My mom used to tell me that marriage takes work, and part of that "work" was making time to be with one's spouse, rediscovering what it was that caused them to set off on the crazy road of marriage to begin with.
Of course, in the hyper-serious times we now live in, couples are quick to protest that Obama is setting the bar too high for mere mortals, and political critics have sniped about the cost of their outings. On this issue, I suggest the critics shut up and the over-extended couples of today ask themselves if they are really busier than the president of the United States.
The New York Times sought out busy urban couples and came to the conclusion that not many of them are doing much dating (at least with each other). This might in turn explain the divorce rate among busy urban couples.
My wife, Corine, and I have been lucky. We don't get out on dates nearly enough, but we do make time for them. In the past few years, we even try to slip away mid-week -- that vast couple wasteland when work and car pools and to-do lists dominate every waking hour -- and sit at the bar sipping an adult beverage and catching up on what each other is thinking.
The Times tells me that what we have is an "individualized marriage," that is, one where "a thriving relationship is marked by love and mutual attraction, not just duty to family and social roles." If they say so.

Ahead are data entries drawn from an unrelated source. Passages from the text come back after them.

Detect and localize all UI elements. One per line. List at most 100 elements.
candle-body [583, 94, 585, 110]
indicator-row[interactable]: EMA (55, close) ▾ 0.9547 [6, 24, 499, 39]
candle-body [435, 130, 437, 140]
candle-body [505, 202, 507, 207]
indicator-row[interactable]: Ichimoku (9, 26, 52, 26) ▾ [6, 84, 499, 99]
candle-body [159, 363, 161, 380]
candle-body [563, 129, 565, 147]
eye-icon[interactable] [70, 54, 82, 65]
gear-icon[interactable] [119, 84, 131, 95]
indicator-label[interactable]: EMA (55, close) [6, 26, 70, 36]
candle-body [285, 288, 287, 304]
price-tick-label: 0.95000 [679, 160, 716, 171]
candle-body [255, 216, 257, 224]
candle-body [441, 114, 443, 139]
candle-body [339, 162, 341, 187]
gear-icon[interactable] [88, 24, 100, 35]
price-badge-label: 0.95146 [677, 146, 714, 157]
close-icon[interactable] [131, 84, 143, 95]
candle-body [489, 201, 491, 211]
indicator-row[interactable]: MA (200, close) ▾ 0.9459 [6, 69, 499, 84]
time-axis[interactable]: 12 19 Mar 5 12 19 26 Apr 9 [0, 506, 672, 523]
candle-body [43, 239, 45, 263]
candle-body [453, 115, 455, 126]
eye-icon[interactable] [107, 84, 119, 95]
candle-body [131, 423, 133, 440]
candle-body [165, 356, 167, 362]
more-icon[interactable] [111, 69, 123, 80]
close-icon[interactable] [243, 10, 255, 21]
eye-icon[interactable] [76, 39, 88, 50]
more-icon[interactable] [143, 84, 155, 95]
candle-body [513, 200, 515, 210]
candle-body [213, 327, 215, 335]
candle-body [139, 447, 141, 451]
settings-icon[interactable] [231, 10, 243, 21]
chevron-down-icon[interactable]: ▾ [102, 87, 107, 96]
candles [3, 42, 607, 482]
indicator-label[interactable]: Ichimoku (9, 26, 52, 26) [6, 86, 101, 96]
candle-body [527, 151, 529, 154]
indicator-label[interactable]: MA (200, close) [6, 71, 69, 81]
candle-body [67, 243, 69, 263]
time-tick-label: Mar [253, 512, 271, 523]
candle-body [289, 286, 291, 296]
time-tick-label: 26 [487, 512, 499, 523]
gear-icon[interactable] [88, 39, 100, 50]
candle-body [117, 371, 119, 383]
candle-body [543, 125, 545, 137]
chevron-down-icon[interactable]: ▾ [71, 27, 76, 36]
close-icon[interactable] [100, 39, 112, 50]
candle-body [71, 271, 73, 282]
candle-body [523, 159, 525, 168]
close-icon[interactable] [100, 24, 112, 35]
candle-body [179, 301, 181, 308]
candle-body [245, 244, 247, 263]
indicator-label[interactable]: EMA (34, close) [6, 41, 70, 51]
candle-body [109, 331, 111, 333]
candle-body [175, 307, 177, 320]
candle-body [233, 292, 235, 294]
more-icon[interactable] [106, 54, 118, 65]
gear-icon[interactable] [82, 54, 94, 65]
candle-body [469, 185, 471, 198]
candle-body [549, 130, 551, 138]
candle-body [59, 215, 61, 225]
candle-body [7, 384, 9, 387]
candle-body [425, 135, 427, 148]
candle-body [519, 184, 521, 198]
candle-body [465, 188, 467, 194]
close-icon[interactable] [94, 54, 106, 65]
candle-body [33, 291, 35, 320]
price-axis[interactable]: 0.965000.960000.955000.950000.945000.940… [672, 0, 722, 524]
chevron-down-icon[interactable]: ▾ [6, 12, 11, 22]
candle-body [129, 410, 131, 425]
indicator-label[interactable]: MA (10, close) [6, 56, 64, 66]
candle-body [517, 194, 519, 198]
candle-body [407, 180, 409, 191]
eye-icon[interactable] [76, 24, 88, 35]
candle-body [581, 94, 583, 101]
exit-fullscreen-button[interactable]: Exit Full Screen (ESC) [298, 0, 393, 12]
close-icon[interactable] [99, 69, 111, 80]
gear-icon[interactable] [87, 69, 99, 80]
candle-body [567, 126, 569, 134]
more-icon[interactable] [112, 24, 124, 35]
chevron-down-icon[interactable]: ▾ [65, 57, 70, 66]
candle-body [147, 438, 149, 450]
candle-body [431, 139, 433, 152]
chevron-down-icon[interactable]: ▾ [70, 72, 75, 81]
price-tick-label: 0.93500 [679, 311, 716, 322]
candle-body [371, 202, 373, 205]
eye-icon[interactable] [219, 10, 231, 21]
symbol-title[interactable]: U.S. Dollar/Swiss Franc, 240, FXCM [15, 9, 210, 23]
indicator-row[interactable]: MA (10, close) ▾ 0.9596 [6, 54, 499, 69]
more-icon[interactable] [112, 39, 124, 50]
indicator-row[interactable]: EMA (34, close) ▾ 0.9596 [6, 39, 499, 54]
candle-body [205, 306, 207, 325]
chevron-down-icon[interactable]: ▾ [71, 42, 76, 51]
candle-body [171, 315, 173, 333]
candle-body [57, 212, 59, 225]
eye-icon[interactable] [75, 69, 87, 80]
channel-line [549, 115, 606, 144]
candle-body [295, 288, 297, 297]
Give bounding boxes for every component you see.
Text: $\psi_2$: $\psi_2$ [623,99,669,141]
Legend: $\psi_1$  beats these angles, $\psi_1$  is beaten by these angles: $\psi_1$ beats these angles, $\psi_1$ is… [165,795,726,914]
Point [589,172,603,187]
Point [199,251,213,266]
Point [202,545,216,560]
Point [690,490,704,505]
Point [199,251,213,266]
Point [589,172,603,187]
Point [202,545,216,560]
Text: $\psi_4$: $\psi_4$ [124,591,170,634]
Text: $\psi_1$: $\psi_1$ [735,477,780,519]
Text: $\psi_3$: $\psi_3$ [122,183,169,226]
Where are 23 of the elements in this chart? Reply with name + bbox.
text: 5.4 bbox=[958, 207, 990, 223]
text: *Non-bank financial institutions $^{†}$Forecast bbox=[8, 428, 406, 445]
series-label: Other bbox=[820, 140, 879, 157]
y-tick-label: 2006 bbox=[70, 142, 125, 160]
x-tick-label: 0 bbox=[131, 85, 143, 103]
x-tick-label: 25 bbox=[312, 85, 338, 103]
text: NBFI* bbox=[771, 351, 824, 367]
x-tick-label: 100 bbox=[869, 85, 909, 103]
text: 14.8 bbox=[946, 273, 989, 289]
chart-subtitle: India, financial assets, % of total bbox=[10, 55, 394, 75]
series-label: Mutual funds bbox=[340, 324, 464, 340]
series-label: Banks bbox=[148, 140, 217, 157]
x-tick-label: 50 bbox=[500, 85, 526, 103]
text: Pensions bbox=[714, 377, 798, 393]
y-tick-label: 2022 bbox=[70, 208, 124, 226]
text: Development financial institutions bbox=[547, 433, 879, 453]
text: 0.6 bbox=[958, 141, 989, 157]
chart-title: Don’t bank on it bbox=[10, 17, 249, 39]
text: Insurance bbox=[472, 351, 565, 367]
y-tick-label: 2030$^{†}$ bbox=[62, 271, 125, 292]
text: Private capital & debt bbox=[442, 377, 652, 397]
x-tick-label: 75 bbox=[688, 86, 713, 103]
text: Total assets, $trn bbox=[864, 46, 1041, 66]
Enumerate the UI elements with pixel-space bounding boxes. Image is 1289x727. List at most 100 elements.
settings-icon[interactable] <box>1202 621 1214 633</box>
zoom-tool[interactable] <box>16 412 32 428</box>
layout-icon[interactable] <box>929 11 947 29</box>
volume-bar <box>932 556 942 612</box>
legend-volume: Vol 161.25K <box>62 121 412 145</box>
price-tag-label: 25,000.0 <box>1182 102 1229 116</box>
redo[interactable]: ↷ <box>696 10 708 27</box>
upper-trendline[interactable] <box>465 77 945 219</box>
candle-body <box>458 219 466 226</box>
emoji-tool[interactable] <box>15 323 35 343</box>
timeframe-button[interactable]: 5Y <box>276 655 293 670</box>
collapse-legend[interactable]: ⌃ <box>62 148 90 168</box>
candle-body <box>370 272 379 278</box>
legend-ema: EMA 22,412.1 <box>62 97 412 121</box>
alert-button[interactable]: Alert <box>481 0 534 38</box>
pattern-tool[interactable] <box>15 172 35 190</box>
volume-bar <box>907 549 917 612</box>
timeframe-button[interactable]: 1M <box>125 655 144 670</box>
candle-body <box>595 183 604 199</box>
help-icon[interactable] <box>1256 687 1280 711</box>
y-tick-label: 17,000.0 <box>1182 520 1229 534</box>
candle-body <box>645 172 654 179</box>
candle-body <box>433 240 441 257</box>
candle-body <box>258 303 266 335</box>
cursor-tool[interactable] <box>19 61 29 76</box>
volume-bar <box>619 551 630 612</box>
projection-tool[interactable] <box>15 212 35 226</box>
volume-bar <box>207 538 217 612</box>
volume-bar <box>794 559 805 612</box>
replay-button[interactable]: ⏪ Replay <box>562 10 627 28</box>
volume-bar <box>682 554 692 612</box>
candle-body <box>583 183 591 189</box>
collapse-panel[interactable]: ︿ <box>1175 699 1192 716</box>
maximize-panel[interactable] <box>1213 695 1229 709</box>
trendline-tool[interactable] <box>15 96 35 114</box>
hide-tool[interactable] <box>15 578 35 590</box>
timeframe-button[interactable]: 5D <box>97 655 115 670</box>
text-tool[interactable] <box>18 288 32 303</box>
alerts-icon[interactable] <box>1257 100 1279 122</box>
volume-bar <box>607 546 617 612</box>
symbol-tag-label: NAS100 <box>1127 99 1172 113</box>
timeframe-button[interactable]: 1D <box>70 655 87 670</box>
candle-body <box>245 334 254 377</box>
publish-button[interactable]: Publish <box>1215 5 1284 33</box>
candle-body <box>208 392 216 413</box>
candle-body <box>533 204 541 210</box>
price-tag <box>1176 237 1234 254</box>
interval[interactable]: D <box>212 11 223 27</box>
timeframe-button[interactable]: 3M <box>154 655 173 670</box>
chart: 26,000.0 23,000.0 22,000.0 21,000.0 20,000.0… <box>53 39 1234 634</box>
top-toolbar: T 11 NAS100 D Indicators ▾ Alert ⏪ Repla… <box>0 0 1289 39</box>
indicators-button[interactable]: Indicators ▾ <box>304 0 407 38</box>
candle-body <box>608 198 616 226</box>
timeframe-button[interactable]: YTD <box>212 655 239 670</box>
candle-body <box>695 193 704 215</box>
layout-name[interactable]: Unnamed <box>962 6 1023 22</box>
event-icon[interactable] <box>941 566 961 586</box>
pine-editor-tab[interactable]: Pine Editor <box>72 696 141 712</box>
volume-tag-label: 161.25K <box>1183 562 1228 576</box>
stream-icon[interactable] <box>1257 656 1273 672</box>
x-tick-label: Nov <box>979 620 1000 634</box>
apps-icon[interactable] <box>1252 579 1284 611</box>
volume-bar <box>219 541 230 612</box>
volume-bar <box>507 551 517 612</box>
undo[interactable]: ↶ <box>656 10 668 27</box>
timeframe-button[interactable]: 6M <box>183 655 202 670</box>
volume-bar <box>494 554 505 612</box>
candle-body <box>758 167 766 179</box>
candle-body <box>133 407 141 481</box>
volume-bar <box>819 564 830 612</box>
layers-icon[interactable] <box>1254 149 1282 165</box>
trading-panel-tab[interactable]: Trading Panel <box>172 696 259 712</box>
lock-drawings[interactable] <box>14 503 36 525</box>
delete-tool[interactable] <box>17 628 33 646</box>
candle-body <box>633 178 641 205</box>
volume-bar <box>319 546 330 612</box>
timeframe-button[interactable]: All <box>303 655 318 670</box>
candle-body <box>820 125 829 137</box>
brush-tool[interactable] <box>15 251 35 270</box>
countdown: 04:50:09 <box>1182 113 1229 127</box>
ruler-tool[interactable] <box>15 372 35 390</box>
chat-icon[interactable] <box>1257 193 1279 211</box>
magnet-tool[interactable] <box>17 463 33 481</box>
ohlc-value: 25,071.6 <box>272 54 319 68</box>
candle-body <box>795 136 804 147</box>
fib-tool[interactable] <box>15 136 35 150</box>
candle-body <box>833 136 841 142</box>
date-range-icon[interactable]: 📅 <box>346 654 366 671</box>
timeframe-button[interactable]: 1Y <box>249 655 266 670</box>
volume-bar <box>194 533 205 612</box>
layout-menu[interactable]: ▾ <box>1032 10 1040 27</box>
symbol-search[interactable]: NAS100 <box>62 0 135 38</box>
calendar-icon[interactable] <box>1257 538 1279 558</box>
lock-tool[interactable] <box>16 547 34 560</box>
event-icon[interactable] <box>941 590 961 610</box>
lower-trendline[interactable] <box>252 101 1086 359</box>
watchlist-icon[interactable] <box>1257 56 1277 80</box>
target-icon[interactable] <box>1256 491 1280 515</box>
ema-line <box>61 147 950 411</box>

I think it sounds a lot like what my parents had: a way to stay connected and treat each other like human beings we enjoy being around.
Corine and I volunteer in the marriage prep program in our parish. Whenever we talk to couples about to get married, we try to give them a few messages they might remember 10 or 15 years down the road when all work and no play is likely to make Jack and Jill a pretty boring couple. Don't forget the dates, we tell them. They really work.
Now we've got back-up from the Obamas. This is one change we do believe in.
Greg Erlandson is OSV president and publisher.